James HERBERT, écrivain d’horreur à ne pas confondre avec
Frank HERBERT, l’auteur de « Dune », est considéré comme le
Stephen KING anglais. Il a vendu plus de 40 millions de livres, traduits en 33 langues. Voici son premier roman, qui date de 1974, enfin réédité.
Nous sommes à Londres, dans les quartiers pauvres de l’East End, vers le début des années 80 ou la fin des années 70. On commence à retrouver des corps de clochards salement amochés : ils ont été dévorés par des rats. Puis un écolier est mordu, et l’on se rend compte que la morsure des rats transmet une maladie incurable, qui vous fait mourir rapidement mais dans d’atroces souffrances.
Que faire alors face à une multitude de gros rats anthropophages, téméraires et susceptibles d’attaquer n’importe où ?
James HERBERT a au moins un grand talent : il sait donner une vie à un personnage et le rendre attachant en quelques lignes, et accessoirement lui donner une mort atroce tout aussi brièvement.
Considéré parfois comme un
John WYNDHAM gore des années 2000, James HERBERT justifie pleinement cette comparaison dans ce livre.

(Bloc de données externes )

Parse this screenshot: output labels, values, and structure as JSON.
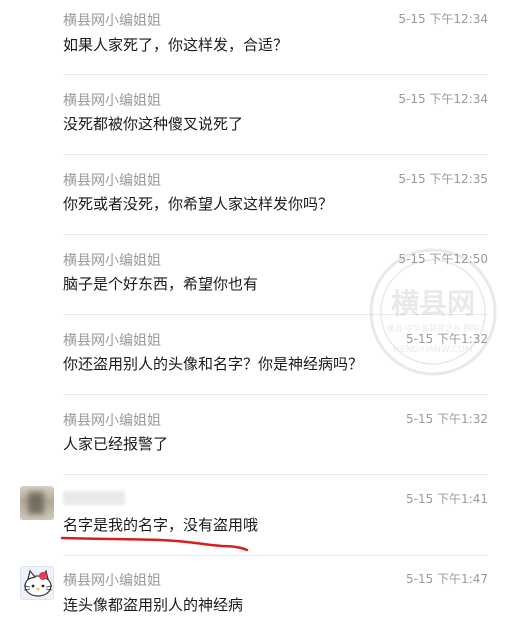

Il sait créer une catastrophe à laquelle sont confrontés des péquins moyens, qui pourraient être n’importe lequel d’entre nous. La lâcheté y côtoie le courage, il n’y a pas de super-héros dans ce roman. Juste un représentant dont la vie a tragiquement basculé, un prof de dessin qui va tenter de sauver les élèves et les profs de son école, un employé pris au piège dans un métro, qui va tenter de sauver deux femmes, alors que les rats s’offrent un festin en dévorant les voyageurs imprudents. Mais aussi du sang, de l’effroi et des morts.